- A Acerinox mantém a possibilidade de levar ao mercado norte‑americano o perímetro do seu negócio nos Estados Unidos, dizendo que o mercado americano reflete melhor as suas capacidades, segundo o presidente Carlos Ortega.
- A empresa já fez aquisições relevantes nos Estados Unidos, como North American Stainless (NAS) por duzentos e quarenta e nove milhões de euros, e Haynes por cento e cinquenta e quatro milhões de euros.
- O crescimento inorgânico pode gerar trezentos milhões de euros de EBITDA extra, somando sinergias e o plano Beyond Excellence, elevando para quinhentos milhões de euros de EBITDA adicional em um ano normal; em 2025, o EBITDA foi de quatrocentos e vinte e dois milhões de euros.
- A entrada em vigor do Mecanismo de Ajuste em Fronteira por Carbono (CBAM) no dia 1 de janeiro melhorou a perspectiva na Europa, reduzindo as importações de aço, especialmente chinês, e fazendo a participação de mercado cair de 24% para 10%.
- A guerra entre Irã teve impacto mínimo nas operações: estima-se dois milhões de euros no primeiro trimestre, com diversificação de fornecedores e sem disrupções significativas na cadeia de suprimentos.

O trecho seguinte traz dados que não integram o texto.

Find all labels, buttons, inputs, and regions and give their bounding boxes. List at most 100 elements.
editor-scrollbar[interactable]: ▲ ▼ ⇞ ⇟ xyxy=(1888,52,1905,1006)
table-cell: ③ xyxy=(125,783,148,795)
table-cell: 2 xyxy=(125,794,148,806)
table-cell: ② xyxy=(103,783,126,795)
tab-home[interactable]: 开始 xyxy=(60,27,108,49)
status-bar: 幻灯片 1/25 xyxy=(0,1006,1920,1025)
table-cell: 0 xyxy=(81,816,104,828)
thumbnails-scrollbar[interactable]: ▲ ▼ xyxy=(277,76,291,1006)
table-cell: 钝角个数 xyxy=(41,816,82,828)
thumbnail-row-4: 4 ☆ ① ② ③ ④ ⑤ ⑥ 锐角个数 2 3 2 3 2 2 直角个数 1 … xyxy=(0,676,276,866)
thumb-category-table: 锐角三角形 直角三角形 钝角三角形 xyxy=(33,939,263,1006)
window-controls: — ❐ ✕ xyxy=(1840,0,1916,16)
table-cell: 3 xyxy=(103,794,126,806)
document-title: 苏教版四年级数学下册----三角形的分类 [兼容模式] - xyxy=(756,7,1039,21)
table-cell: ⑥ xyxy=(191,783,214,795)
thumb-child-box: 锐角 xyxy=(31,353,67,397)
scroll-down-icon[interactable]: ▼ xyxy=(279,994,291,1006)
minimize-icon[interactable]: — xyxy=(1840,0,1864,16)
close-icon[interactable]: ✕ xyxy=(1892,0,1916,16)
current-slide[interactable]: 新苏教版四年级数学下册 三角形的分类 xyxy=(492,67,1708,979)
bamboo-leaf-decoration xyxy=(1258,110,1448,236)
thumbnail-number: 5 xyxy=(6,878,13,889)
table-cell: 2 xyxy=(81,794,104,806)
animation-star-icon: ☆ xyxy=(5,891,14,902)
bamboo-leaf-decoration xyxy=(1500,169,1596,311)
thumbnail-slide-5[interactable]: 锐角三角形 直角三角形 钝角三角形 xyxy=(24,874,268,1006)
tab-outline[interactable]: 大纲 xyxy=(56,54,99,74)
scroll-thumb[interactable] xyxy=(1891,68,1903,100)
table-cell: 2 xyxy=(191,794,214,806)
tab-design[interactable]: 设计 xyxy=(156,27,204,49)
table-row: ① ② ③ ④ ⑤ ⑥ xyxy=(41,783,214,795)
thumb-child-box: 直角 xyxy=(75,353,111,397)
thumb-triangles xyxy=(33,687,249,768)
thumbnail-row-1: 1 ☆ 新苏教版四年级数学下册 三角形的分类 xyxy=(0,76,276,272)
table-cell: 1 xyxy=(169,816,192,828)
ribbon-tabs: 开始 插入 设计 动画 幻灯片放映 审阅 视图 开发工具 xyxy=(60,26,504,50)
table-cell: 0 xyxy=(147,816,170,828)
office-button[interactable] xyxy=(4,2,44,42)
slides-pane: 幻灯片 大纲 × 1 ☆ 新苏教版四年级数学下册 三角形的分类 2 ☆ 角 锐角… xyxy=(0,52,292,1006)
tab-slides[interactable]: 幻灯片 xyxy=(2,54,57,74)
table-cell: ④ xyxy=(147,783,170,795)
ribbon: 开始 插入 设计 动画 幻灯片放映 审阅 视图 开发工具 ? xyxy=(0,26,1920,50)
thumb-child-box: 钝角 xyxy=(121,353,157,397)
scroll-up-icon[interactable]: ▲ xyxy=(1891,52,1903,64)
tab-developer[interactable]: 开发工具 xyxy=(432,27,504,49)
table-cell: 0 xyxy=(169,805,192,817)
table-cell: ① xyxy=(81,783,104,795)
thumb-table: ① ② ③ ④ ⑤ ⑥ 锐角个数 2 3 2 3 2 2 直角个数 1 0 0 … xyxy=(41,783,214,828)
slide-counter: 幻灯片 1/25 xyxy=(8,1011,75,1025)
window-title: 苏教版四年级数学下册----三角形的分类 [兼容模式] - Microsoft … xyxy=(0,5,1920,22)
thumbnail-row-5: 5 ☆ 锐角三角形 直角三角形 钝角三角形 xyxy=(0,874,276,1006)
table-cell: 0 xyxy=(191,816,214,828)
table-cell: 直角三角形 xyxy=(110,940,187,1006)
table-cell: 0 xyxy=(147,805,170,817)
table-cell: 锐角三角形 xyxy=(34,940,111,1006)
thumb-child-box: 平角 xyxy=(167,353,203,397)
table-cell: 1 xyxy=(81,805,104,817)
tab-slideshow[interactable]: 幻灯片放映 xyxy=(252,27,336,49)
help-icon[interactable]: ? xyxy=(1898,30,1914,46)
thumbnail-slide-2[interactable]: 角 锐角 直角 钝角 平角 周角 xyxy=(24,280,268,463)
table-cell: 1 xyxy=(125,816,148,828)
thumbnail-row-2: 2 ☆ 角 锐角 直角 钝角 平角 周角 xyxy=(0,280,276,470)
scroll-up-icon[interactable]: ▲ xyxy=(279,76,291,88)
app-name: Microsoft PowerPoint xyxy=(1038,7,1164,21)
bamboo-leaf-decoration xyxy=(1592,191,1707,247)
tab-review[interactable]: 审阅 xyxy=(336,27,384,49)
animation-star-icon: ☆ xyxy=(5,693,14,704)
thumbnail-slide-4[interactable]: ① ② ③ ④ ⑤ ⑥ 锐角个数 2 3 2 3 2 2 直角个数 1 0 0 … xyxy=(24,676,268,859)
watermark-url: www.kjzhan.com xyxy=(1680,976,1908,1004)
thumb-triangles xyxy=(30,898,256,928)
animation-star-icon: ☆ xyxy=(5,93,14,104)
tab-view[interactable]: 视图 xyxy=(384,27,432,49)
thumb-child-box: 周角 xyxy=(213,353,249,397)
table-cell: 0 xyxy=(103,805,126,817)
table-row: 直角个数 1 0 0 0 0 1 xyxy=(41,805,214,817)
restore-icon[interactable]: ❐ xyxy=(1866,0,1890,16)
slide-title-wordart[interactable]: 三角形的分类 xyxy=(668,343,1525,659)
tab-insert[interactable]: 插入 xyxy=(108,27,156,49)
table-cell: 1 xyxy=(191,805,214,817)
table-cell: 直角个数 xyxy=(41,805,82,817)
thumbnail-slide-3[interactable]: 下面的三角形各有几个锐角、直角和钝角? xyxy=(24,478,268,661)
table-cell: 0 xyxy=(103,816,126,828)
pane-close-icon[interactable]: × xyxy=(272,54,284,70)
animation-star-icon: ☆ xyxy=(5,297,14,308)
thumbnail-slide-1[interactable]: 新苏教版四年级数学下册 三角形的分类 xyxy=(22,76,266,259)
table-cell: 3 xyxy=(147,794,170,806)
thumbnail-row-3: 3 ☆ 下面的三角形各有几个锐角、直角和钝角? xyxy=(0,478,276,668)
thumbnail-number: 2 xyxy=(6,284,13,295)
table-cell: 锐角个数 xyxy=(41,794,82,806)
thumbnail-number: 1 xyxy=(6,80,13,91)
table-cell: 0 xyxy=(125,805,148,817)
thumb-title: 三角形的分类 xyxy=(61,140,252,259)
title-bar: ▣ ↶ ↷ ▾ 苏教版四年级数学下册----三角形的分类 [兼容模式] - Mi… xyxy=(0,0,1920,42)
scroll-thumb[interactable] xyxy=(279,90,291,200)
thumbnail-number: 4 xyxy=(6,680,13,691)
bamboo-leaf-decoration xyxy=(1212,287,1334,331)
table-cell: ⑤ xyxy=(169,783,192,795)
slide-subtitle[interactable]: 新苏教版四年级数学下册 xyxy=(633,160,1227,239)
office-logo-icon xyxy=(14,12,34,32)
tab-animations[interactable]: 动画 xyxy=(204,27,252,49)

A Acerinox analisa manter vivo o plano de abrir capital nos Estados Unidos, dedicando o foco ao perímetro norte-americano do negócio. A ideia surge porque investidores europeus não parecem valorizar as capacidades da empresa, ao contrário do mercado americano. As possibilidades estão sendo estudadas pela diretoria.
O grupo sinaliza conversas em torno dessa opção e cita aquisições relevantes no país, como NAS (North American Stainless) e Haynes, para ampliar capacidade. A operação nos EUA é apresentada como reflexo de oportunidades estratégicamente mais fortes fora da Europa.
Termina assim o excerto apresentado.